Todos estos retratos son de tonos cálidos, pero sombríos. No contienen lo que se llama efectos
brillantes. De todos ellos emana un sentimiento de sosiego. Todos son de grandes
dimensiones. Los cuadros demasiado pequeños dan a una habitación ese aspecto de lunares,
que es el defecto de más de una hermosa obra de arte fastidiosamente retocada. Los marcos
son anchos, pero poco profundos, de rica talla, pero ni son mates ni calados. Tienen todos la
brillantez del oro bruñido. Descansan de lleno en las paredes y no están suspendidos de
cordones para que queden colgando. Es verdad que los cuadros ganan mucho en esta posición,
pero a menudo estropean el aspecto general de un aposento. No se advierte más que un
espejo, que, además, no es muy grande. Su forma es casi circular y está colgado de suerte que
su dueño no puede ver reflejada en él su imagen desde ninguno de los principales asientos de
la habitación. Dos amplios sofás, muy bajos, de madera de palisandro, forrados en seda
carmesí brocada de oro, son los únicos asientos, aparte dos confidentes también de palisandro.

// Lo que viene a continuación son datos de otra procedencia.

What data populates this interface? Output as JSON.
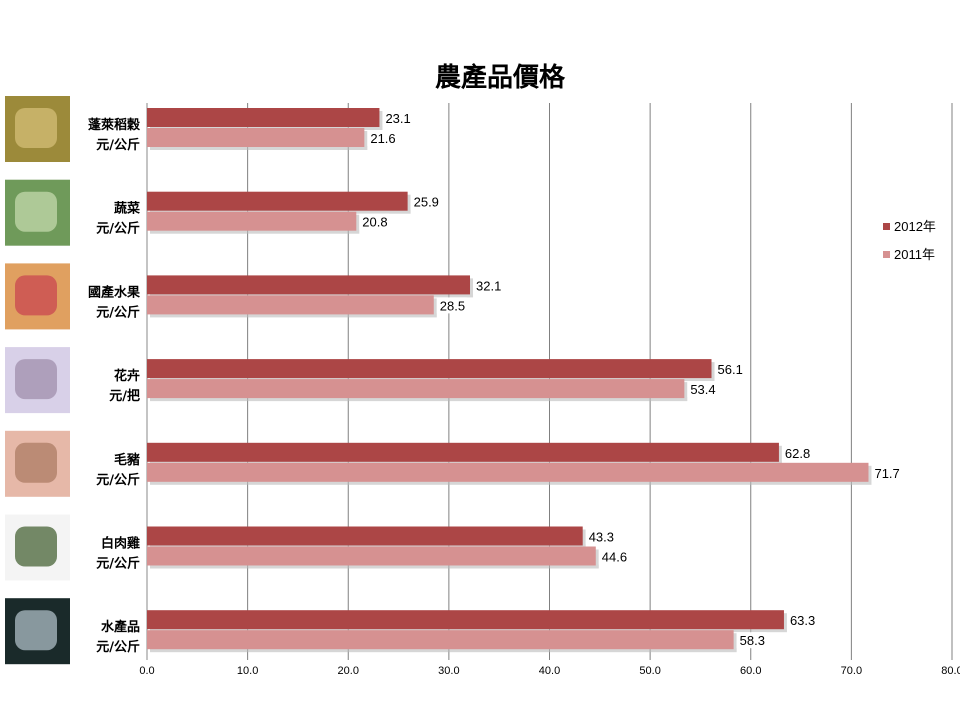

Hay un piano (de palisandro) sin funda y abierto. Una mesa octogonal, toda del mármol más
hermoso, incrustada de oro, se halla colocada cerca de uno de los sofás. Tampoco esta mesa
tiene tapete; con respecto a telas, han parecido suficientes las cortinas. Cuatro grandes y
magníficos floreros de Sévres, en los que abre una profusión de flores tan olorosas como
brillantes, ocupan los demás rincones, levemente redondeados, de la habitación. Un
candelabro alto, que sostiene una lamparilla antigua, llena de aceite muy perfumado, se eleva
junto a la cabeza de mi dormido amigo. Algunas vitrinas, ligeras y graciosas, de cantos
dorados y suspendidas por cordoncillos de seda carmesí con bellotas de oro, sustentan dos o
trescientos volúmenes, magníficamente encuadernados. Fuera de esto no hay otros muebles,
salvo una lámpara de Argand con un sencillo globo de vidrio pulimentado, color de púrpura,
que, por medio de una sola cadenilla de oro, se halla colgado del cielo raso, abovedado y muy
alto, y esparce sobre todas las cosas una luz a la vez sencilla y mágica.